目前,镀锌低合金高强钢研究与应用的屈服强度级别大多在500MPa以下,屈服强度700MPa级镀锌低合金高强钢尚未有研究,随着车身高强钢应用比例不断提高,500MPa级以下低合金高强钢已不能满足车身轻量化、安全性的迫切需求。
公开号为CN111074165的中国专利公开了一种700MPa级高强汽车钢热轧酸洗板及其生产方法,该发明属于热轧酸洗产品,成品较厚(2~16mm),700MPa级力学性能指标为抗拉强度,因酸洗产品未经冷轧镀锌工序表面涂渡处理,厚规格尺寸精度控制难度大,存在表面质量差、耐腐蚀能力低、尺寸精度较差,不能满足汽车轻量化、高耐腐蚀性要求。

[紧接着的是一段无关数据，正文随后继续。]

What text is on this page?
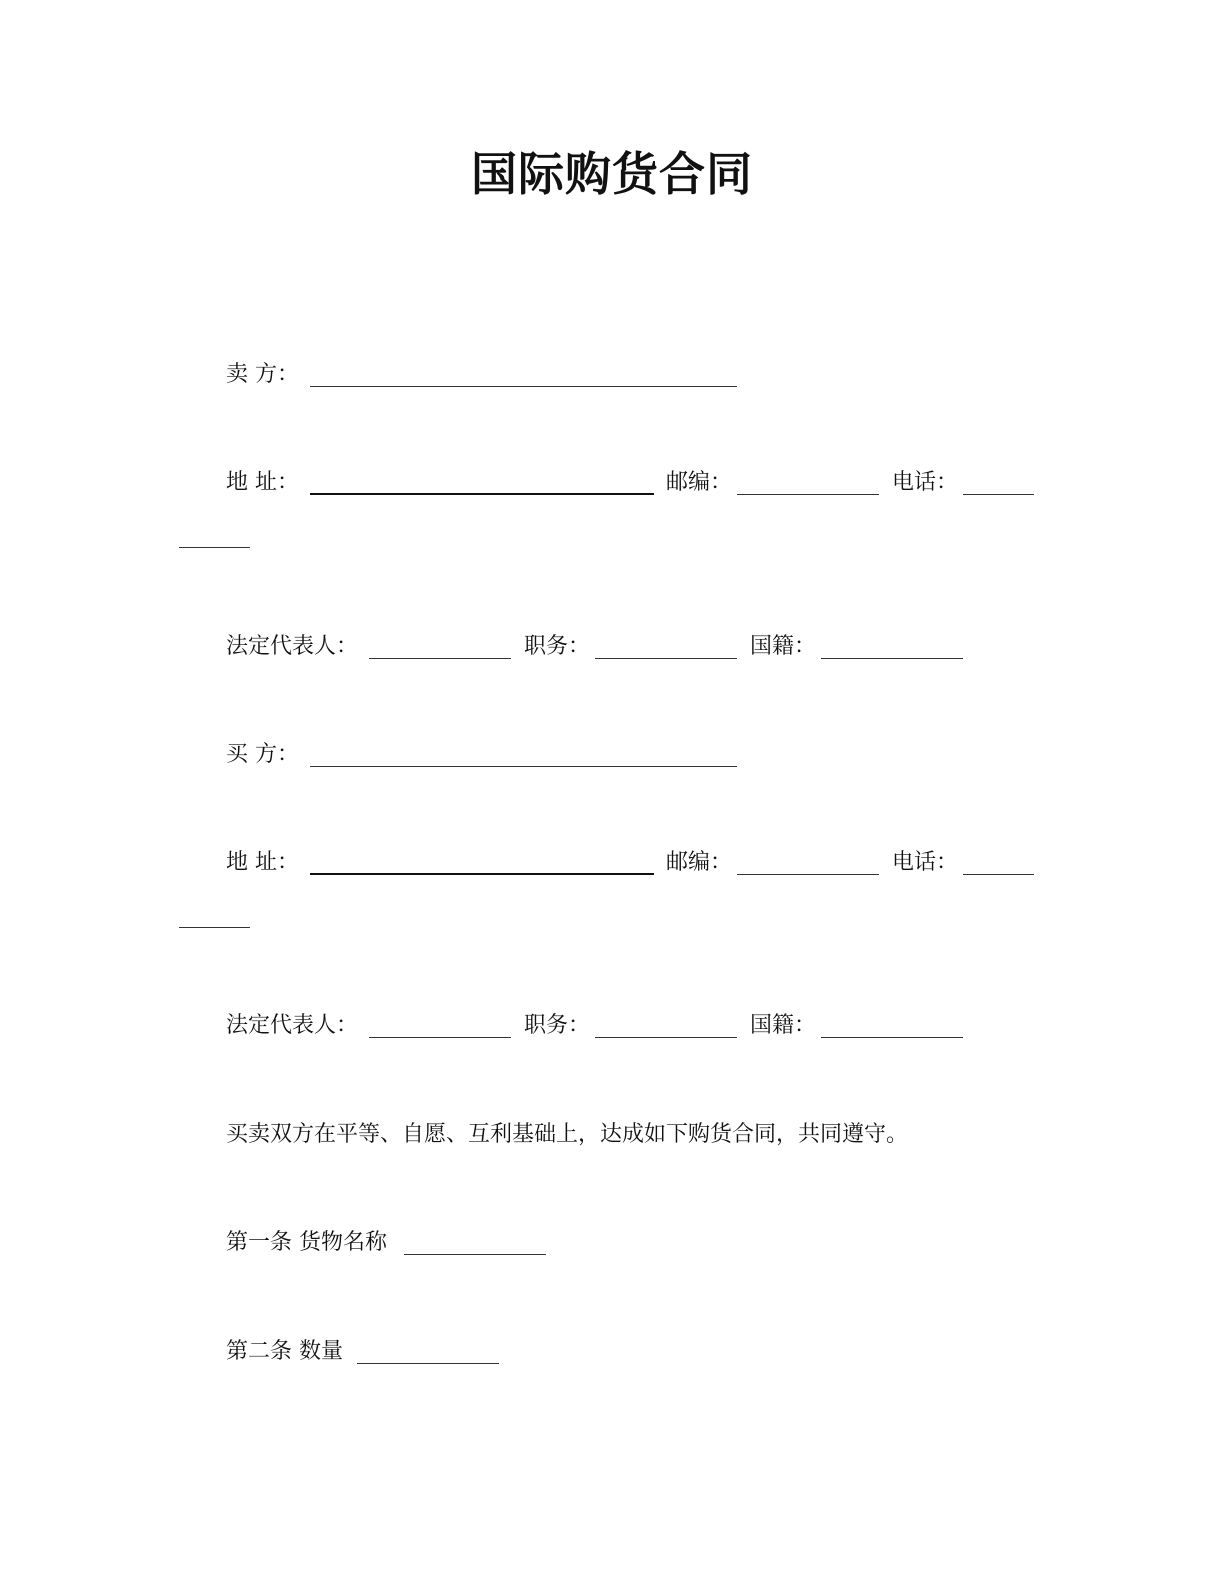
国际购货合同
卖 方：
地 址：	邮编：	电话：
法定代表人：	职务：	国籍：
买 方：
地 址：	邮编：	电话：
法定代表人：	职务：	国籍：
买卖双方在平等、自愿、互利基础上，达成如下购货合同，共同遵守。
第一条 货物名称
第二条 数量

公开号为CN103014539的中国专利;公开了一种屈服强度700MPa级高强度高韧性钢板及其制造方法,该发明属于热轧中厚钢板,钢板组织为回火马氏体和碳化物,非低合金高强钢系列产品钢种,中厚钢板产品不用于车身零件成型,不能满足汽车车身轻量化要求。
因此,开发一种屈服强度700MPa级热镀锌低合金高强钢对推动汽车工业的发展具有重要的意义。
发明内容
本发明要解决的技术问题是提供一种屈服强度700MPa级热镀锌低合金高强钢及制备方法。本发明通过低碳及Nb、Ti微合金化的化学成分设计,匹配合理的生产工艺,强化钢板析出强化作用,获得组织均匀、机械性能稳定、冷弯性能良好、高耐腐蚀性的热镀锌低合金高强钢。
为解决上述技术问题,本发明所采取的技术方案是:一种屈服强度700Mpa级热镀锌低合金高强钢,所述镀锌钢板的化学成分及质量百分数为:C:0.07~0.12%;Si:0.2~0.5%;Mn:1.1~1.5%;Nb:0.02~0.06%;Ti:0.06~0.12%;P≤0.020%;S≤0.012%;Als:0.02~0.06%;N≤0.006%,其余为Fe及不可避免杂质。
进一步的,所述镀锌钢板合金元素的总加入质量不超过2.4%。
进一步的,所述镀锌钢板厚度0.6~2.5mm。
进一步的,所述镀锌钢板的显微组织为铁素体+珠光体+渗碳体,其中铁素体比例60~70%。
进一步的,所述镀锌钢板屈服强度Rp0.2:700~800MPa,抗拉强度Rm≥750MPa,断后延伸率A80≥12%,180°0t折弯不开裂,t为镀锌钢板厚度。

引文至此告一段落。